The drama, peppered with deadpan humor on several occasions, pondered on uneventful life in a Chinese rural area. And while a ghost roamed the barren land, the whole apparition is of a surreal nature rather than a spiritual one within the context of the film. A giant boulder descends from a hill by itself but that comes from an inventory of the absurd. Nevertheless, Life After Life serves as an example how a certain style, in this case lo-fi surrealism, can be (re)worked and re-purposed for a different kind of outcome.
The minimalist form of surrealism serves young debuting Chinese filmmaker Sun Liang as a dramaturgic device in his first feature-length directing effort Kill the Shadow. Liang´s film starts in media res, no prologue or foreshadowing whatsoever, only the protagonist and a wad of cash whose illicit and violent acquisition is made clear enough.
The young Chinese director welcomes the audience in eerily familiar territory. Small ramshackle houses, old crooked streets, barren plains, rural town and decrepit apartments line up as visual cues for a genre euphemistically titles socio-economic realism or less delicately referred to as poverty porn. The protagonist wanders through a destitute maze; however, the setting is not the purpose but a tool.
The protagonist flees. He spends all the time in an obsessive and paranoid compulsion, looking back over his shoulder as he attempts to escape, his flight missing the point of departure and the point of arrival. The money does not improve his situation; on the contrary, it banishes him into an earthly version of an abyss where he is in a constant state of agitation, robbed of any peace. In this case, hell is not other people, hell is thyself.
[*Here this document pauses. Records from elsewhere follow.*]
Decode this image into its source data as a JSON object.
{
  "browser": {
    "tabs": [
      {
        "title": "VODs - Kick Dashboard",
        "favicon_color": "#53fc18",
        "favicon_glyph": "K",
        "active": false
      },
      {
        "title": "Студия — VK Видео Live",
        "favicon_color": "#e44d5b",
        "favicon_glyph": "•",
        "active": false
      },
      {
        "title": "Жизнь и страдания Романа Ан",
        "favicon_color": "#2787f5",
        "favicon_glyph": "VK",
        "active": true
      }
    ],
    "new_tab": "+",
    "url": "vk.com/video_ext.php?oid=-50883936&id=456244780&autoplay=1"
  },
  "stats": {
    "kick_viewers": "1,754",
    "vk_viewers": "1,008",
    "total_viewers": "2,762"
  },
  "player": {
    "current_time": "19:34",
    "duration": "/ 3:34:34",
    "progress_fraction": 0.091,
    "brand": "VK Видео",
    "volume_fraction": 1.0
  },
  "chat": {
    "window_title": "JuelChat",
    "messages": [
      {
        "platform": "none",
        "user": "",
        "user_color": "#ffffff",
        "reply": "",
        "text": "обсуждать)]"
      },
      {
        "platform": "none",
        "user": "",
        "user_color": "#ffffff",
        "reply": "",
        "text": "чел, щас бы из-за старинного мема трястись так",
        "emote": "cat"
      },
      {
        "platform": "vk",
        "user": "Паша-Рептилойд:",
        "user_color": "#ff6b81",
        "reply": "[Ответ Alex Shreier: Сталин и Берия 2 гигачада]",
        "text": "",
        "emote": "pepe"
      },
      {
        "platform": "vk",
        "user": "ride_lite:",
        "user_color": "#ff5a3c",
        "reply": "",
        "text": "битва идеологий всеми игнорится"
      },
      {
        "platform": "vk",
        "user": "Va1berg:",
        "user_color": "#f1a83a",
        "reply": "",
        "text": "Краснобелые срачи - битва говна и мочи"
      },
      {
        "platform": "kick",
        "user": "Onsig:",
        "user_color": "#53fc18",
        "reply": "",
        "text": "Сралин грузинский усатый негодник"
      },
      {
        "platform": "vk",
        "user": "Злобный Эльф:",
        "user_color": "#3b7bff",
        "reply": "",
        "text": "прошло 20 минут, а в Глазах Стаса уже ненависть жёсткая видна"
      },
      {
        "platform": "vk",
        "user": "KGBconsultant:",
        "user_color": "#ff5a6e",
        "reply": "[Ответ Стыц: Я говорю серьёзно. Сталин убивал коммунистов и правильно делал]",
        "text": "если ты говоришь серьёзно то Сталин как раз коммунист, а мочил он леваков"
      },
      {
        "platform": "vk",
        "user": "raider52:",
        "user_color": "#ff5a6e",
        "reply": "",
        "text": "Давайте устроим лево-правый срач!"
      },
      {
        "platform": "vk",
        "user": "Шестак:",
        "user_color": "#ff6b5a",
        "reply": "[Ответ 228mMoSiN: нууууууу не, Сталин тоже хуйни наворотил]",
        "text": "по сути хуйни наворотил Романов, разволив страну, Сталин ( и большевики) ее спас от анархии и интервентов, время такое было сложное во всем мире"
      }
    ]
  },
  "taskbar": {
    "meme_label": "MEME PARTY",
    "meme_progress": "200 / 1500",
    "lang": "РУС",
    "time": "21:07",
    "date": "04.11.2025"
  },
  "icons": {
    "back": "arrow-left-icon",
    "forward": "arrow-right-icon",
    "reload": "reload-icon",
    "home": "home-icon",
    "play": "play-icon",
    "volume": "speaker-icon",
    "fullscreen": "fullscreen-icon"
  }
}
Kill the Shadow widely employs easily identified genre codes as crime, heist, thriller or even modern-day revitalized Western. On one hand, the genre infusion diverts attention from the tableaux of impoverishment as a political commentary while continuing to profit from its aesthetics and locations. On the other, the writer-director can focus on the actual plot as the film remains action-driven until the final showdown/reckoning.
Despite the medley of different elements, Kill the Shadow preserves the coherency and the components tight through aesthetics of austerity, surely partly triggered by the project's size and budget limitations. And that might have been the reason that led Sun Liang to experiment more with the medium to maximize the experience. The spare surrealism manifests itself in the scrambled timeline of the story, as past and present intertwine and several callbacks in the elliptical narration gradually reveal motif and circumstances of the protagonist's actions.
However, unwittingly to the viewer, the writer-director switches the mode of Dr. Caligari, which becomes explicit halfway through the running time. If the surrealism remains the basic design to rattle the linear storyline into nightmarish flight, the expressionism cements the merry-go-round of genre tropes, centralized on the protagonist and his unhinged state of mind.
Despite the variety of ingredients, the result is fairly streamlined and assembled coherently, resulting in a closeted morality as the frenzied runaway from justice is the externalization of a delusional guilt trip the leading character experiences vividly, as the poverty drama of social realism collides with genre fare and austere aesthetics absorbs expressionistic stylization.